Other recommendations include:

–          Set a minimum wage benchmark at 44 per cent of average weekly earnings ($488.90 a week) from the current 56 per cent ($622.20 a week)

–          Force those aged 22 to 30 years to relocate to areas with higher employment opportunities or risk losing access to unemployment benefits after 12 months (of being on unemployment payments)

–          Reduce and limit foreign aid to countries that are of strategic value

–          Privatisation of Australia Post, Snowy Hydro Limited, Royal Australian Mint, and NBN Co Limited (among others)

–          15,000 public service jobs cut


The Commission’s report has been labeled by some as the “austerity report” and has caused fears over the looming budget to escalate to worrying levels.

Opposition leader Bill Shorten described the report as being “written exclusively by special powerful interests.”

“This is a report written by big business for big business that will hurt hard-working families,” said Shorten.

“If he gets his way, Tony Abbott will turn the most basic things in life – education, health care, support for older Australians – into a massive everyday struggle for working families.”

The Greens have also condemned the report, with party leader Senator Christine Milne labeling the report “a call to arms that we begin the process of kicking this mob out.”

Shorten and Milne are justified in attacking the Commission and accusing Abbott and Hockey of playing ‘class warfare’– the report specifies that cuts should be felt by all Australians and not just those on low incomes, but it then makes recommendations that unfairly target the poor and disadvantaged while leaving those on higher incomes relatively unscathed.

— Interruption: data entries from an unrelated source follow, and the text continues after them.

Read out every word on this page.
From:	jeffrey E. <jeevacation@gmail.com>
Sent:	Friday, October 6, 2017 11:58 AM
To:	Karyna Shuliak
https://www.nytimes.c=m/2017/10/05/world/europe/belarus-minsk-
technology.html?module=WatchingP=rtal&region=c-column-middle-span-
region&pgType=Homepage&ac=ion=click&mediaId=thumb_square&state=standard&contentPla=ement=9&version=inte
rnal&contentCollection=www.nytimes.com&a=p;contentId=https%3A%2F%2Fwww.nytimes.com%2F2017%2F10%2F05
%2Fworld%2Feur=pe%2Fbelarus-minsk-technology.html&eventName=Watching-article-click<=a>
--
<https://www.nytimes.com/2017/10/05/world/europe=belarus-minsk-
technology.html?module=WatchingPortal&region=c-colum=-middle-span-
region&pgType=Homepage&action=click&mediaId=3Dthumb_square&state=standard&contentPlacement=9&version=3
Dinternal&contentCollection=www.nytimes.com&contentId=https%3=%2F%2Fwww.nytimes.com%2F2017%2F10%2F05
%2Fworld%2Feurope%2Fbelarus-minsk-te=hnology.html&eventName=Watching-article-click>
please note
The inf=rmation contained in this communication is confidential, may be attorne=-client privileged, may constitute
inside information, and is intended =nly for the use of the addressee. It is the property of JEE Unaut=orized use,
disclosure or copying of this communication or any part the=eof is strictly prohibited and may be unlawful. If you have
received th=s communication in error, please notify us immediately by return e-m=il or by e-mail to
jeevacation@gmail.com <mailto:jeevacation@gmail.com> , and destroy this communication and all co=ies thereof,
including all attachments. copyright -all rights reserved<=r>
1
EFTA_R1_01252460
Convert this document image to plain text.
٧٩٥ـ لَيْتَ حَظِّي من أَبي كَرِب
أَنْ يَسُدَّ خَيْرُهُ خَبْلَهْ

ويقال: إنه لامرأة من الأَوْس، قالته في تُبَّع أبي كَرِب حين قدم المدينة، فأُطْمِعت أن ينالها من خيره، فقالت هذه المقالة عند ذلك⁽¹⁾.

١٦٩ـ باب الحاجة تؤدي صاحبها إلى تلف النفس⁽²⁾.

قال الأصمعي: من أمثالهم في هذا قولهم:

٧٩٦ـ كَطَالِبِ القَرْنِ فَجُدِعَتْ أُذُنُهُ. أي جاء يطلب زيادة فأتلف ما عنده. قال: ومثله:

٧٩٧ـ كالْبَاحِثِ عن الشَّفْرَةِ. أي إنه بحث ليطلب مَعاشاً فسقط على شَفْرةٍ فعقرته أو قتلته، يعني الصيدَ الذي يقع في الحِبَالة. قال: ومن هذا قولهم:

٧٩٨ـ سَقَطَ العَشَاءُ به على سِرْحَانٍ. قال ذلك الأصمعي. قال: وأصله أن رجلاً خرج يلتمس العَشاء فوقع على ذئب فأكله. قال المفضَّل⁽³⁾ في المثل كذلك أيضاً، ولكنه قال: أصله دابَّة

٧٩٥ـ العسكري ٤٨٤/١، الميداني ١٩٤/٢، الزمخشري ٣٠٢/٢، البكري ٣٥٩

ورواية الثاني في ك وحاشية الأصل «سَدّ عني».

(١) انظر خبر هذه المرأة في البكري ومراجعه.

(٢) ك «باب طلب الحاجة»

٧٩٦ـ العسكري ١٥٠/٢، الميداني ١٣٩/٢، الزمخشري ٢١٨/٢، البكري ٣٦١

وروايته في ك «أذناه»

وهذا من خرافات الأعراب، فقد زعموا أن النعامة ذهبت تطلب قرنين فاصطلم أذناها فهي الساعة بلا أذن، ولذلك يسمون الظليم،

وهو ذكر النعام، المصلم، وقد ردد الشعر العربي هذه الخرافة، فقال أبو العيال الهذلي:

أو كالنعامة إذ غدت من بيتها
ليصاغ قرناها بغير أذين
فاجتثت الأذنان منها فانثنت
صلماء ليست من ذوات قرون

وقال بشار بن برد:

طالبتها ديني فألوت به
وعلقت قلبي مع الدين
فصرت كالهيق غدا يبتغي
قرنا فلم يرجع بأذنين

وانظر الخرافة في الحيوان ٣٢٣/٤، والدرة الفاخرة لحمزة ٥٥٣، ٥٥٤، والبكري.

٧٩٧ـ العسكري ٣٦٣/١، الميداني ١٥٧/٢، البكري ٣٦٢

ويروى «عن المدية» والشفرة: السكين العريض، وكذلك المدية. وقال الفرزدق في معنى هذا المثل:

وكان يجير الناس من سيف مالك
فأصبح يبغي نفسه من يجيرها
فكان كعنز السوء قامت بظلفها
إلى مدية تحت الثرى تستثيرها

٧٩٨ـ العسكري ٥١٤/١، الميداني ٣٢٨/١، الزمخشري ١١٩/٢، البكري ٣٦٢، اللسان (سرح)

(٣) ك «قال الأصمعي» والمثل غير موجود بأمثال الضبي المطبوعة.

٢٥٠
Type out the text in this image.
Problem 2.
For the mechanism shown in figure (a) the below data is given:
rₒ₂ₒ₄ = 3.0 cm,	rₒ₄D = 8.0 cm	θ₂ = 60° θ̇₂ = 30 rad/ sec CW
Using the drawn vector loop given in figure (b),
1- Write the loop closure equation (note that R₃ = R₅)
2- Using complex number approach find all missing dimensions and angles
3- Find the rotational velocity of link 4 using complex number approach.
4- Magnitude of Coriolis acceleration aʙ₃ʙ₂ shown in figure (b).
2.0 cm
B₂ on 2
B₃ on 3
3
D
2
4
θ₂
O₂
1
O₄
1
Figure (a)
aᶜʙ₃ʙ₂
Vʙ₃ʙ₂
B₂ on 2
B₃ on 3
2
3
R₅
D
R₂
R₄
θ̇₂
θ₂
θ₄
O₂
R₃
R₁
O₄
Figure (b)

The suggestion of reducing the minimum wage is alarming and would only further widen the income gap between low and medium-income earners. A drop in wages could also negatively impact on consumer confidence, which would eventually lead to less tax revenue for the government

Tax revenue has been a major criticism of the Commission, as that it was tasked with focusing only on government expenditure. The tax system needs to be carefully examined in order to close up revenue gaps and loopholes that are preventing the government from getting the optimal amount of money from all places.

There is also the matter of privatisation – selling off public assets is seen by many economists as being only a short-term solution to fiscal problems. Privatisation could also cause the cost of some services to increase and negatively impact on ordinary Australians.

If the government is serious about tackling the budget deficit, then it needs to rethink its position on a matter of policies. The carbon tax (possibly as an emissions trading scheme in the future), along with the profitable Clean Energy Finance Corporation, must be kept intact and the Direct Action policy must be shelved – it makes no economic or environmental sense to pay, instead of tax, big polluters. The Minerals Resource Rent Tax must be strengthened, not scrapped, in order to capitalise on whatever is left of the mining boom. And a levy on the big banks must also be considered in order to secure money as a buffer in case of another financial crisis.